Executing NeatSeq-Flow

Author: Menachem Sklarz

Step 1: Workflow script generation

Using the GUI

To execute the script generator, go to the Run tab and click on Generate scripts.

If you see the following lines in the Terminal box, then the scripts were generated successfully:

Reading files...
Preparing objects...
Creating directory structure...
Making step instances...
Building scripts...
Making workflow plots...
Writing JSON files...
Finished successfully....

Using the command line

With CONDA

  1. Activate the NeatSeq_Flow conda environment:

    bash
    source activate NeatSeq_Flow
    
  2. Execute the following command to tell NeatSeq-Flow where the base conda installation is located:

    export CONDA_BASE=$(conda info --root)
    
  3. Run NeatSeq_Flow command-line version:

    neatseq_flow.py \
       --sample_file sample_data.nsfs \
       --param_file parameters.yaml \
       --message "My NeatSeq-Flow WF using conda"
    

Without CONDA

Executing NeatSeq-Flow’s script generator is done as follows (make sure python and neatseq_flow.py are in your search path):

python neatseq_flow.py   \
    -s sample_file.nsfs  \
    -p param_file.nsfp   \
    -m "message"         \
    -d /path/to/workflow/directory

If you get Finihed successfully... then the scripts were generated successfully.

Comments:

  • NeatSeq-Flow does not require installation.

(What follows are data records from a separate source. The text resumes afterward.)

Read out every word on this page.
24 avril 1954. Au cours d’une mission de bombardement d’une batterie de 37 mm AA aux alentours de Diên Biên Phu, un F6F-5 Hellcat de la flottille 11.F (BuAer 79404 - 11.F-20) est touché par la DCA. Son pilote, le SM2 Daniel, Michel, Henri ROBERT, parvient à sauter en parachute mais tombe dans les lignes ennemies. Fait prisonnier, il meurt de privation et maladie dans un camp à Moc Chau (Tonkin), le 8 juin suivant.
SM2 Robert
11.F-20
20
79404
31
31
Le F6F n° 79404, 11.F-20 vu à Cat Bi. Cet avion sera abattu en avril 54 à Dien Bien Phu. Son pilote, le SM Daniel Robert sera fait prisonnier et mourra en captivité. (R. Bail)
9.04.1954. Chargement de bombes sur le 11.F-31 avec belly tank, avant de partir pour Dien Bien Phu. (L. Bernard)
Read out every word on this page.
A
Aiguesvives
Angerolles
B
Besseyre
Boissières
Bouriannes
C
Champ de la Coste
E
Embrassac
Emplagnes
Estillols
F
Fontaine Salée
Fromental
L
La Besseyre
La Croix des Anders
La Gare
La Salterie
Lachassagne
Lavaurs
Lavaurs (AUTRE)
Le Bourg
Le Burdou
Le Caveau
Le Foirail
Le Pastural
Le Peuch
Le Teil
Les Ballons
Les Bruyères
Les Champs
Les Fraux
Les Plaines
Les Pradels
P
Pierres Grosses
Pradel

If you have a local copy, append the full path to neatseq_flow.py.
  • It is not compulsory to pass a message via -m but it is highly recommended for documentation and reproducibility.
  • if -d is omitted, the current directory will be used as the workflow location.

Step 2: Executing the workflow

Using the GUI

To run the full workflow, click on Run scripts in the Run tab.

Note

It is not possible to execute individual steps or samples with the GUI.

Using the command line

The workflow can be executed fully automatically; on a step-by-step basis or for individual samples separately.

  1. Automatic execution

    Execute the following command within the workflow directory:

    bash scripts/00.workflow.commands.sh
    

    The scripts/00.workflow.commands.sh script runs all the steps at once, leaving flow control entirely to the cluster job manager.

  2. Step-wise execution

    Each line in scripts/00.workflow.commands.sh calls a step-wise script in scripts/, e.g. scripts/01.Import_merge1.sh, which contains a list of qsub commands executing the individual scripts on each sample.

    The following command will execute only the merge1 step:

    qsub scripts/01.Import_merge1.sh
    
  3. Sample-wise execution

    The individual sample-level scripts are stored in folders within scripts/. e.g all merge1 scripts are stored in scripts/01.Import_merge1/. To execute the step only for a specific sample, execute the relevant script from within the individual script folder.